Elles innovent aussi en représentant la modification des structures clitoridiennes internes durant l’excitation sexuelle, en particulier dans deux fausses « coupes transversales » qui sont des vues de profil montrant leur substance par transparence (fig. 6). La hampe du clitoris y est montrée se redressant comme celle du pénis bien que cela ne s’observe qu’en cas d’hypertrophie pathologique de l’organe selon Masters et Johnson, qu’elle ne se redresse pas selon Sherfey et que cela semble rare selon Dickinson. Peut-être cette représentation a-t-elle été induite par le dessin trompeur de Dickinson (voir notice 8, fig.3).
Josephine Lowndes Sevely, qui s’est penchée sur la sexualité féminine dans le cadre de ses études de psychologie, développe dans Eve’s secret (1987) une vision originale de l’homologie entre les organes féminins et masculins, associée à une nouvelle nomenclature. Pour elle, l’homologue féminin du gland du pénis est la protrusion spongieuse qui entoure le méat urinaire, qu’elle renomme « gland ». L’extrémité du clitoris à laquelle ce nom est habituellement donné n’est pour elle qu’une « couronne » des corps caverneux, qu’elle propose d’appeler « couronne de Lowndes ». Elle propose aussi de renommer « clitoris masculin » l’ensemble formé par les corps caverneux masculins et leur « couronne », et d’appeler désormais « vagin » l’ensemble formé chez les femmes par le clitoris, les bulbes et le « corps spongieux » qui longe l’urètre. Le vagin ainsi redéfini est l’homologue du pénis formé par le clitoris masculin, le gland, le corps spongieux et le bulbe. Elle illustre cette conception par le fameux dessin de Sobotta, dont elle change la légende, ainsi que par des dessins originaux (fig. 7).
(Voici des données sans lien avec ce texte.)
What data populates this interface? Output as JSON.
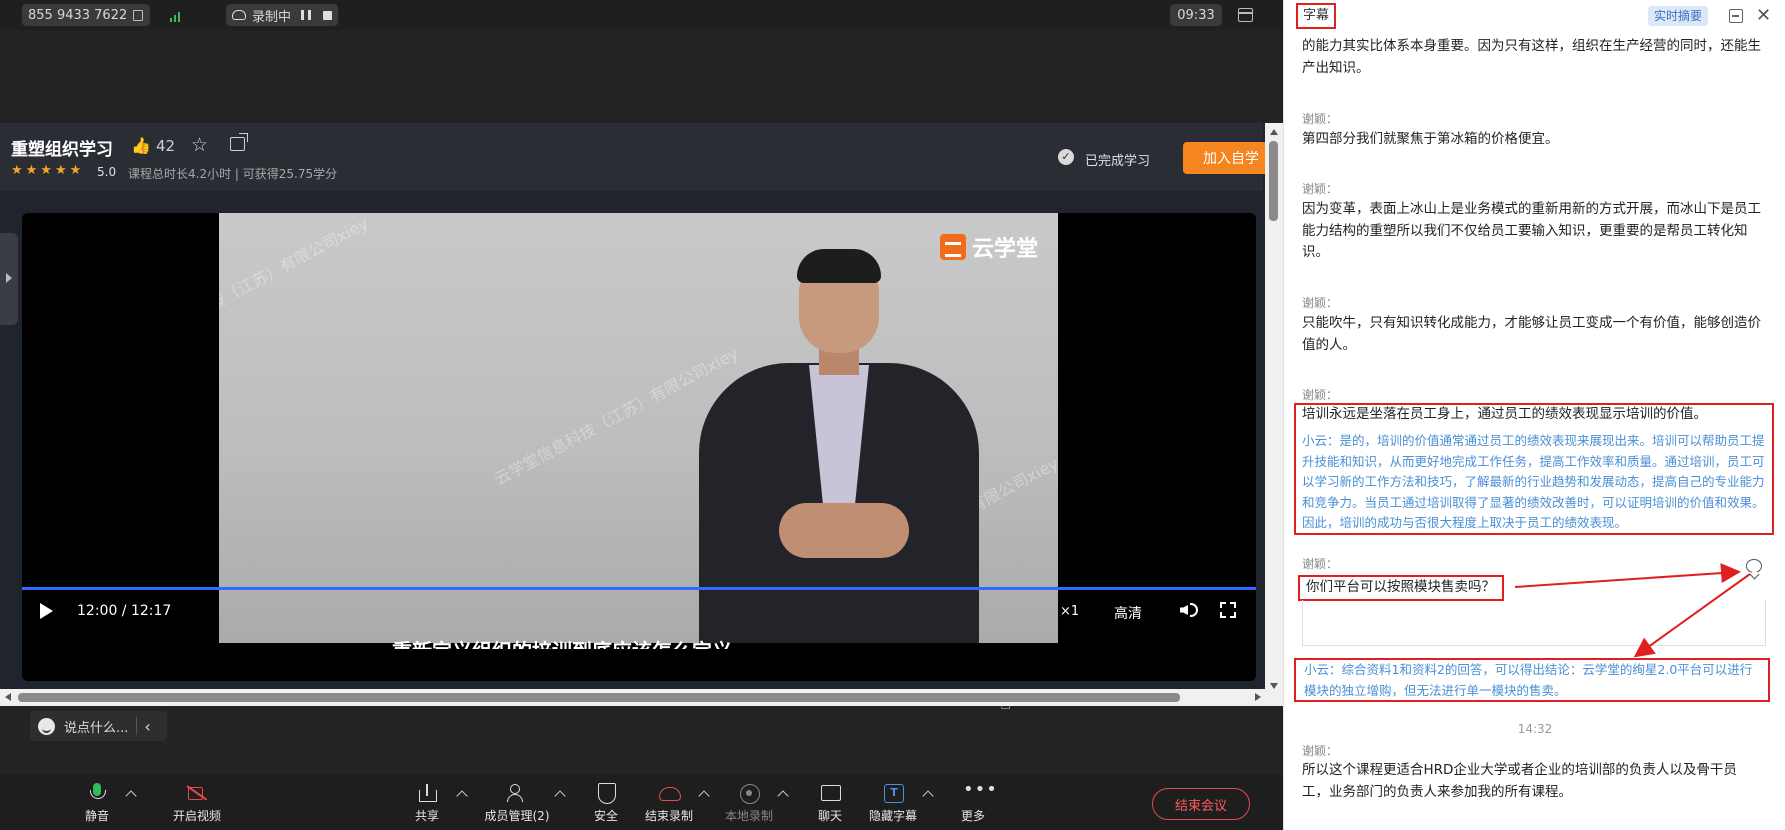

La sociologue Marcia Douglass et l’anthropologue Lisa Douglass combinent ces deux dernières sources dans Are we having fun yet? (1997), essai de déconstruction féministe de ce qui pèse sur l’épanouissement sexuel des femmes. Elles proposent de nommer « clivega » le complexe clitoridien incluant les structures connexes conçues comme tout autant impliquées dans le plaisir sexuel (fig. 8). Leurs dessins du clitoris apparaitront en France dans Tout le plaisir est pour moi (2004), une comédie d’Isabelle Broué centrée sur le clitoris.
Manuels scolaires
L’ « information sexuelle » devient obligatoire en France en 1973, mais elle est focalisée sur la reproduction et ne fait pas l’objet de manuels ad hoc. Seuls ceux de sciences naturelles comportent des éléments d’anatomie du clitoris. Hormis parfois dans une vue externe de la vulve indiquant son gland, le clitoris apparaît typiquement dans une coupe sagittale du bassin, qui est la présentation classique la plus synthétique de l’anatomie uro-génitale (fig. 9). Légendé ou non, il est ainsi réduit à un petit haricot flottant au sommet de la vulve, voire à une simple protubérance. Certains dessins sont plus trompeurs encore car insérés dans une vue en perspective (P), ce qui conforte l’idée qu’il n’est effectivement que cela. Les bulbes sont absents de l’iconographie comme du texte et le clitoris « entier » avec ses bulbes l’est a fortiori. Il le restera jusqu’en 2016, lorsque l’écho médiatique donné à la création en France d’un modèle stylisé de clitoris imprimable en 3D conduira à son apparition progressive dans plusieurs manuels scolaires français, puis d’autres pays.